Foto: Portal 2014 http://www.copa2014.org.br/

“Jobson tem uma personalidade parecida com a do Garrincha. A vida pra ele não tem problema nenhum”. A declaração publicada nesta quinta-feira (12) na contracapa do caderno de esportes do jornal A Tarde é do treinador do Bahia, Renê Simões, ao se referir ao novo atacante tricolor. Não sei se entendi bem, mas pelo que pude deduzir Jobson é infantil e irresponsável, características marcantes do anjo das pernas tortas que eternizou a camisa 7 do Botafogo e da Seleção Brasileira.

        Não sei como o próprio Jobson vai digerir a declaração do técnico tricolor, mas se ela for condizente com a verdade, ele não fará nada mais do que se divertir com a situação. Por outro lado, entendo que Renê Simões encare Jobson como um crianção que precisa de cuidados especiais para não pisar na bola e não ceder a tentação de dar uma bola, já que  o atleta em questão é reincidente quando o assunto é doping. Então a pergunta é: Jobson é solução ou problema?

Lembro que quando o Internacional contratou Lula no início dos anos 70 a imprensa gaúcha caiu de pau na diretoria colorada, pois segundo os cronistas da época o Inter acabará de adquirir um jogador problema, que gostava de jogo, noite, bebidas e mulheres. A justificativa do presidente do Inter para investimento tão arriscado foi no mínimo original: “contratei o Lula para ser ponta-esquerda do time profissional, não para ser meu genro”. Resultado: o colorado foi bi-campeão brasileiro em 75/76 com Lula envergando a camisa 11 com talento, criatividade e gols. Anos depois, já longe do Beira-Rio, Lula foi baleado na mão durante uma confusão num botequim qualquer.

Resumo da ópera: ou Jobson arrebenta quando finalmente envergar a mítica camisa tricolor ou crônica e torcida arrebentam com ele. Tudo com o aval de Renê Simões que, a meu ver, acaba de colocar a corda no pescoço do pupilo. Você já teve ter ouvido falar que uma das tarefas do treinador é trabalhar o psicológico do atleta. Pois está aí um grande exemplo. Para o bem ou para o mal.

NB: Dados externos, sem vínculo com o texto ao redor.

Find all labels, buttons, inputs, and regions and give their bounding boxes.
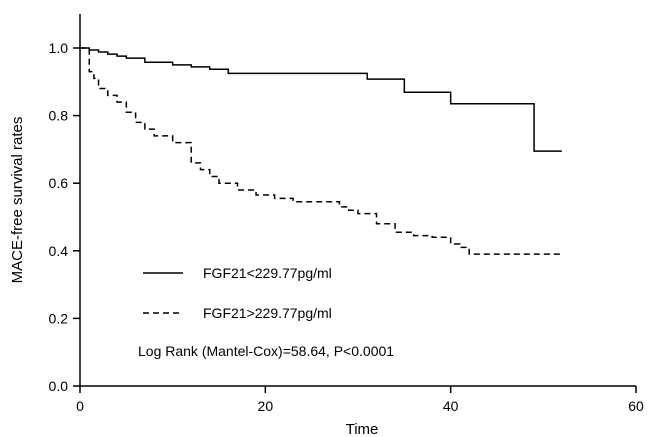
curves [80,47,562,255]
x-tick-label: 60 [628,398,644,414]
log-rank-annotation: Log Rank (Mantel-Cox)=58.64, P<0.0001 [138,343,394,359]
x-ticks: 0 20 40 60 [76,386,644,414]
y-ticks: 0.0 0.2 0.4 0.6 0.8 1.0 [49,40,80,394]
x-axis-title: Time [346,421,379,437]
y-tick-label: 0.4 [49,243,69,259]
y-tick-label: 0.0 [49,378,69,394]
x-tick-label: 40 [443,398,459,414]
y-tick-label: 0.2 [49,310,69,326]
y-tick-label: 1.0 [49,40,69,56]
legend-label-low-fgf21: FGF21<229.77pg/ml [203,265,332,281]
y-tick-label: 0.6 [49,175,69,191]
survival-curve-low-fgf21 [80,47,562,152]
y-axis-title: MACE-free survival rates [9,117,26,284]
survival-curve-high-fgf21 [80,47,562,255]
axes [79,14,636,387]
x-tick-label: 0 [76,398,84,414]
x-tick-label: 20 [258,398,274,414]
legend: FGF21<229.77pg/ml FGF21>229.77pg/ml [143,265,332,321]
y-tick-label: 0.8 [49,108,69,124]
legend-label-high-fgf21: FGF21>229.77pg/ml [203,305,332,321]
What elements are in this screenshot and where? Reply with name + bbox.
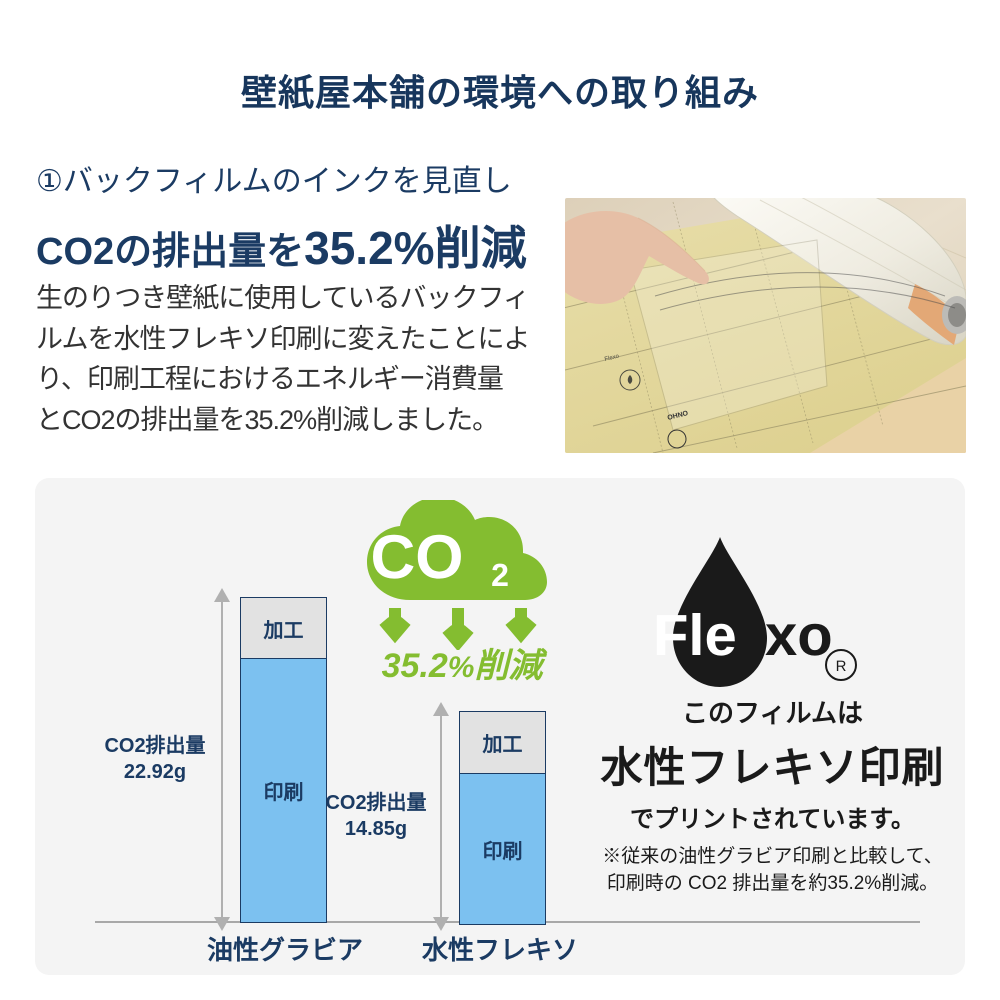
svg-text:CO: CO — [371, 523, 464, 592]
svg-text:R: R — [836, 658, 847, 675]
svg-text:xo: xo — [765, 603, 833, 668]
svg-text:Fle: Fle — [653, 603, 737, 668]
svg-text:2: 2 — [491, 557, 509, 593]
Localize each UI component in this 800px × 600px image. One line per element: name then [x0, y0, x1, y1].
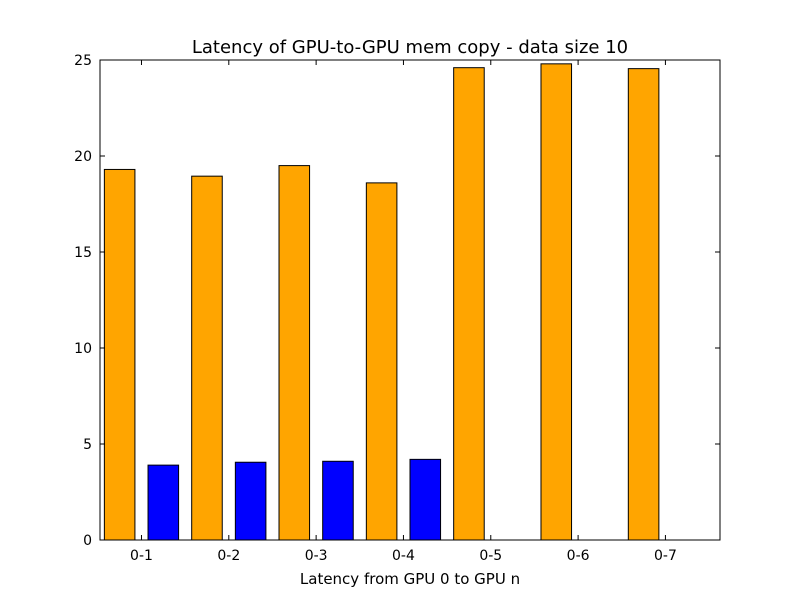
- bar-series2-0-1: [147, 464, 180, 541]
- y-tick-label: 25: [74, 53, 92, 69]
- x-tick-label: 0-4: [392, 548, 415, 564]
- y-tick-label: 15: [74, 245, 92, 261]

*O comentarista de arbitragem da Rede Globo, senhor José Roberto Wright, é um cara sui generis. Na partida entre Ceará e Flamengo pela Copa do Brasil ele foi taxativo ao criticar o segundo cartão amarelo e a conseqüente expulsão do zagueiro flamenguista Ronaldo Angelim que simplesmente esqueceu a bola e atropelou um atacante do Ceará. Wright disse, com todas as letras, que o árbitro exagerou e que se fosse ele teria agido de forma diferente.

Como a memória não é marca registrada do torcedor brasileiro sou forçado a voltar no tempo para provar que nem tudo que reluz é ouro. Na partida entre Atlético-MG e Flamengo, no estádio Serra Dourada, em 1981, pelas semifinais da Taça Libertadores da América, Wright expulsou por reclamação 5 jogadores do Atlético em sequencia ainda no primeiro tempo. A partida teve que ser encerrada ali mesmo por falta do número mínimo de atletas exigido pela regra. O Atlético foi eliminado e os quase 90 mil torcedores f icaram no prejuízo, já que não usufruiram do produto pelo qual pagaram.

No ano seguinte, Wright apitou um Flamengo e Vasco da Gama com um gravador no bolso e acabou pegando um gancho de 40 dias.  É um exemplo tácito do faz o que eu digo, nunca o que faço ou já fiz. Como microfone no lugar do apito tudo fica mais fácil não é mesmo.

* O Vitória esta a um empate do inédito penta-campeonato baiano. Cá entre nós, somente uma tragédia grega, domingo, no Barradão, pode evitar a festa rubro-negra. Entretanto, é preciso atenção redobrada, pois se o Fluminense de Feira ostenta o apelido de Touro do Sertão, o co-irmão Bahia, também conhecido como Tremendão, luta para se transformar em Cavalo de Tróia em plena arena do leão. Seja como for, o bicho vai pegar.

* Você sabia que…

…o cantor e compositor baiano Cid Guerreiro faz sucesso entre a torcida do Peñarol, time uruguaio multi-campeão e que está praticamente classificado para as semifinais da Taça Libertadores da América? Pois é a mais pura verdade. A música entoada pelos “carboneros”, como são chamados os torcedores do Peñarol, é uma versão/adaptação de Ilarilariê, canção que fez sucesso nos anos 80 na voz de Xuxa, a rainha dos baixinhos. Na época Xuxa e Guerreiro tiveram problemas com vários grupos evangélicos que classificaram a letra como uma louvação demoníaca.